Related: *"High-bandwidth flash progress and future"* (15 comments), https://new...

trollbridge · 2026-03-15T16:01:10 1773590470

Yeah, I've wondered if we might see a revival of this kind of technology.

Weryj · 2026-03-15T17:55:12 1773597312

I’ve been considering buying 8x64g models and setting them as equal priority swap disks (to mitigate the low throughput) for this exact reason.

MrDrMcCoy · 2026-03-15T19:11:29 1773601889

Can confirm doing so is awesome. Get some slightly bigger ones and partition them for additional use as zil. They're extremely satisfying to use, and depressing to remember that we'll never see their like again.

Weryj · 2026-03-19T08:49:23 1773910163

Do you have any more details? This is such a niche idea, that I’d be buying blind.

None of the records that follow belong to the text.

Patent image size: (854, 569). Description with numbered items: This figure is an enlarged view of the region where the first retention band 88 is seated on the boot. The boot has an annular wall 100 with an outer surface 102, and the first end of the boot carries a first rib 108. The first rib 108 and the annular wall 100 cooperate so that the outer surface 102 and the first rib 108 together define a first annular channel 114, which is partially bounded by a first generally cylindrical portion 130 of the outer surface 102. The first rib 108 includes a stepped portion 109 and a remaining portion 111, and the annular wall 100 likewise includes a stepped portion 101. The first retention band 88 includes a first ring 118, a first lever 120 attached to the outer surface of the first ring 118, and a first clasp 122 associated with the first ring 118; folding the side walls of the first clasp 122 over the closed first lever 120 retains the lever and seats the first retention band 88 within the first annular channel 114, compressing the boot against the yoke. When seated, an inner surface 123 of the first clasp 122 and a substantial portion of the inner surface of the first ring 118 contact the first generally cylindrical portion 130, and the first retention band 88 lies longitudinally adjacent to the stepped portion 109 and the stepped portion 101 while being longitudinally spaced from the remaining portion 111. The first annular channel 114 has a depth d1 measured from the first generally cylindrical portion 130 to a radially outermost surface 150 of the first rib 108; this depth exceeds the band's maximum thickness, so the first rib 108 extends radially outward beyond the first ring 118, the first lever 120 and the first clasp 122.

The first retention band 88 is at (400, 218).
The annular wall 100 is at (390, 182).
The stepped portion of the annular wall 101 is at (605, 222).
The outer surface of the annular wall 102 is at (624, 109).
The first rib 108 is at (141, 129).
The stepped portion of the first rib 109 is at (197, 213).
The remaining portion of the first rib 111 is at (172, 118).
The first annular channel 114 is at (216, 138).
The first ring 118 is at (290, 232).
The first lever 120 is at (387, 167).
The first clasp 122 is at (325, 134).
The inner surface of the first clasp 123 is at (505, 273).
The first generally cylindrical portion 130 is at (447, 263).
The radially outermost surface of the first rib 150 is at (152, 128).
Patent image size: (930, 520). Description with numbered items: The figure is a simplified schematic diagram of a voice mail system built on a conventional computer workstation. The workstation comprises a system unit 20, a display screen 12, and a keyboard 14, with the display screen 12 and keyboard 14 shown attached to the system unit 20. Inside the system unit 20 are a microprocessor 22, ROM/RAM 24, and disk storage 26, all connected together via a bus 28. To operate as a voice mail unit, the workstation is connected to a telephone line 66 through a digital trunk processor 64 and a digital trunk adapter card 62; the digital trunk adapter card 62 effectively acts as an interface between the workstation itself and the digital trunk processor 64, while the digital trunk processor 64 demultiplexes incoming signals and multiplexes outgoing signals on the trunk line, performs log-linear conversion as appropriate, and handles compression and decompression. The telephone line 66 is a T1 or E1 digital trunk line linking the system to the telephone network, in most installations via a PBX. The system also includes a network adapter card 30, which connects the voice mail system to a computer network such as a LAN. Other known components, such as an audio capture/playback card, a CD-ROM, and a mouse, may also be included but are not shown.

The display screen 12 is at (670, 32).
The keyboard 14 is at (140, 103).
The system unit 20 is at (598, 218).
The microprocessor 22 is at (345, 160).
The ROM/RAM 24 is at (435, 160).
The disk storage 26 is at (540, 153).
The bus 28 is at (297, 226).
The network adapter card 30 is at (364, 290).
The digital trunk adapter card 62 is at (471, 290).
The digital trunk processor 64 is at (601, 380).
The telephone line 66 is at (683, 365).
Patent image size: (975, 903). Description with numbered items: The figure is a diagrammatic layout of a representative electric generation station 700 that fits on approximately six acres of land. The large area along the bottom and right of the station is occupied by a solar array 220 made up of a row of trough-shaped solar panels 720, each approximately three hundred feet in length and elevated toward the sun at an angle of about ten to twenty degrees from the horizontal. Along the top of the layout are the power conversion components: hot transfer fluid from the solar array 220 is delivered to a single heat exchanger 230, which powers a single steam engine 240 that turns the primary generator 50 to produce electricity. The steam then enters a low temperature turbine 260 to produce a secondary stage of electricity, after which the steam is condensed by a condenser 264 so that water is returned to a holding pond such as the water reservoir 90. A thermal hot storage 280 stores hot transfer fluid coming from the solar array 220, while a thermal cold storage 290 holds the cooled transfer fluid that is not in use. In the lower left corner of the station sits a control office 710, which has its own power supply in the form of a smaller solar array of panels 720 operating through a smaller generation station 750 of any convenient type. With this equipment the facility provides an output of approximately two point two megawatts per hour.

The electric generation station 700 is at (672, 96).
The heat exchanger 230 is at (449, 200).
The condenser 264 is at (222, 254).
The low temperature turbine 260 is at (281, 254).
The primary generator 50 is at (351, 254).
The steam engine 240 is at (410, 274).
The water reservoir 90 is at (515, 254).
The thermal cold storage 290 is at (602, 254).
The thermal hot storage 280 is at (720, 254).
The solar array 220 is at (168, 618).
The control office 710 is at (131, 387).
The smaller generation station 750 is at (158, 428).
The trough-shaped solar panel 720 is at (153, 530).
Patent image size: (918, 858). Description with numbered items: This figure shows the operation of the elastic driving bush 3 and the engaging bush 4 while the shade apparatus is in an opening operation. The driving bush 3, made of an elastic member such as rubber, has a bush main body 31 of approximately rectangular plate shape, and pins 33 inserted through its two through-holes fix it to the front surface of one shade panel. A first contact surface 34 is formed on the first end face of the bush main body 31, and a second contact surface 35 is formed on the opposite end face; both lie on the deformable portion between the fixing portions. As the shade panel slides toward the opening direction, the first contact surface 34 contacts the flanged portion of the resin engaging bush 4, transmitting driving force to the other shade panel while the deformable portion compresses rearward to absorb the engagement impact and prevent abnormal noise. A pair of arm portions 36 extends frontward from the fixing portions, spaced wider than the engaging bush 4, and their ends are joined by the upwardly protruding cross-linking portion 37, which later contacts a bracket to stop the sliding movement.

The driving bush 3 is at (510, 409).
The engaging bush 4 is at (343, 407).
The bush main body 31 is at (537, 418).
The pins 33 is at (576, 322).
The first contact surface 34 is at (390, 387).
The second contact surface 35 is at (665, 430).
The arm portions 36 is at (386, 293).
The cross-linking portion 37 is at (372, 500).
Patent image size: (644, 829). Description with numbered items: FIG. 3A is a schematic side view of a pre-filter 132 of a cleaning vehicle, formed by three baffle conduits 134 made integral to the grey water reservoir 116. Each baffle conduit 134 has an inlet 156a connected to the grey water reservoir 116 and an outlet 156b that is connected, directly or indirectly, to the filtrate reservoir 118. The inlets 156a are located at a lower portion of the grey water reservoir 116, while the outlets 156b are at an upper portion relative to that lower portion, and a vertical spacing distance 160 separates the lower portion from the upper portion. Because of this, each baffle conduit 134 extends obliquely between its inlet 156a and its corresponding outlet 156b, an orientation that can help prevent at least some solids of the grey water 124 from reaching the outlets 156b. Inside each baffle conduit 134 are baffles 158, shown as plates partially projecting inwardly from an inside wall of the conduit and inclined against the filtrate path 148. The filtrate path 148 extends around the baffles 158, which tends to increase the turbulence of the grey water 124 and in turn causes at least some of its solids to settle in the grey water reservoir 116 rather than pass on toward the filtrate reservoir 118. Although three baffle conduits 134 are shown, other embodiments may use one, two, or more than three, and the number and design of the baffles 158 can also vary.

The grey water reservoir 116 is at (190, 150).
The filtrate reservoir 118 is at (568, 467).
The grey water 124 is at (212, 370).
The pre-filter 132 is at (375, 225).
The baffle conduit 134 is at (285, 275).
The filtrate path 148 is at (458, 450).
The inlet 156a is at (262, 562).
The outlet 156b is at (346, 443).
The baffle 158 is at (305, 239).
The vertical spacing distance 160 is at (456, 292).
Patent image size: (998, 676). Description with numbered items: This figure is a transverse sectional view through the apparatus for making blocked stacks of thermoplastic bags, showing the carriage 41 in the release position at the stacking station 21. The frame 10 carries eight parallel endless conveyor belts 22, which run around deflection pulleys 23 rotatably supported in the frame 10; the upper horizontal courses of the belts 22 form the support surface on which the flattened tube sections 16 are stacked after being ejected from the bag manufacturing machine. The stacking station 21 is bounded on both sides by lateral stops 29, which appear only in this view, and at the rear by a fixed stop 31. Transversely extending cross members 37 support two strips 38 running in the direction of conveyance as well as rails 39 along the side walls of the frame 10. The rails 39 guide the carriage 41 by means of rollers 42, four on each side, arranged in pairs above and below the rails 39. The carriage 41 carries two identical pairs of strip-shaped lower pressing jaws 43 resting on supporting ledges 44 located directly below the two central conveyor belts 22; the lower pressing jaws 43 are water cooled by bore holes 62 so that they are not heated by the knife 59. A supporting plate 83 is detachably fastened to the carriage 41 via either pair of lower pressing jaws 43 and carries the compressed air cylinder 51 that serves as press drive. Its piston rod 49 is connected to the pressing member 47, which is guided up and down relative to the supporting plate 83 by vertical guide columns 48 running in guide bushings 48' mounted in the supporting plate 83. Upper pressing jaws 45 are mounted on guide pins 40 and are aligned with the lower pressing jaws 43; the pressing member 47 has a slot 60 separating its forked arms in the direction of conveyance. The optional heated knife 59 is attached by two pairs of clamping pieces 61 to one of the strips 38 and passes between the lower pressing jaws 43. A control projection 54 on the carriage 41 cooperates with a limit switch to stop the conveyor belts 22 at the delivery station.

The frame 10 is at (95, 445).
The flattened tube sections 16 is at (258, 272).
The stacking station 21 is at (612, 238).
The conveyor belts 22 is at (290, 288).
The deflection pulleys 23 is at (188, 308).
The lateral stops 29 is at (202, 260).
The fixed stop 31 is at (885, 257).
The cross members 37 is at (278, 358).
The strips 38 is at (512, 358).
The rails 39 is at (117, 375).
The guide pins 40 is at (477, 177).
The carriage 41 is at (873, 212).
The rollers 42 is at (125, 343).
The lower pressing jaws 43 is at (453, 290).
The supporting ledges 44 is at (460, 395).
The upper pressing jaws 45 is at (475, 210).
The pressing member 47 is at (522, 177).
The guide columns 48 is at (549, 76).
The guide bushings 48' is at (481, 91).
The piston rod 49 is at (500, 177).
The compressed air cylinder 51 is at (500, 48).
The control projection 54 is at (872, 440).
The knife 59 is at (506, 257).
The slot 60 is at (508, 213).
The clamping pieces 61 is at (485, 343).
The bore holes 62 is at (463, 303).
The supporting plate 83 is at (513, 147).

MrDrMcCoy · 2026-03-19T21:36:43 1773956203

Sure! This is more or less how I'm using Optane in my storage box:

Two of U.2x4 to PCIe x16 riser cards, one loaded with 960GB Intel-branded Optanes, one with 1.5TB IBM-branded. PCIe bifurcation is set up in the BIOS to let them all come up properly, where they just show as regular NVMe. Riser cards like this can easily be substituted for PCIe to SAS/Oculink to U.2 cables, if that would be more accommodating to your chassis.

Once they all come up, partition them for your preferred split of swap and ZFS special. Swap should have them all mounted with the same priority and discard=pages, I also recommend setting up zswap (not zram swap) with lz4 as an additional layer of fast, evictable memory pool, as well as `vm.overcommit_memory=2` and `vm.swappiness=150`. This will effectively give you really good memory tiering for workloads and file cache.

When adding the other partitions to ZFS, use `-ashift=12 special mirror dev dev special mirror dev dev ...`. ZFS special covers all metadata, the intent log (sorta write cache), and optionally small files. I like to set it up so <= 8k small files get sent there, but you can probably go higher depending on how much capacity you allocate. My ~24T of allocated data ended up being ~150GB special with 8k small file, and that's with the whole pool configured with deduplication and blake3 for all hashes. Blake3 is fast as heck, but has very long hashes, so from a metadata standpoint, I'm using the most expensive option. I mitigate that a bit my setting metadata redundancy to `some`, since my metadata is effectively RAID10 anyway.

With some extra NVMe/Optane allocated to regular ZFS read cache, and all my spinning-rust data VDEVs also as RAID10, it's almost like having the whole array in memory, or at least on fast flash. Eliminating metadata from your drives seeking and letting them be written nearly instantly with Optane does wonderful things for spinning rust :)

newsclues · 2026-03-15T16:04:39 1773590679

in an era of shortages, if there was an optane factory today ready to print money...

walterbell · 2026-03-15T16:21:35 1773591695

Secondary market surplus pricing (~$1/GB) value accrues to the buyer..

zozbot234 · 2026-03-15T16:30:46 1773592246

> (~$1/GB)

Isn't that actually crazy good, even insane value for the performance and DWPD you get with Optane, especially with DRAM being ~$15/GB or so? I don't think ~$1/GB NAND is anywhere that good on durability, even if the raw performance is quite possibly higher.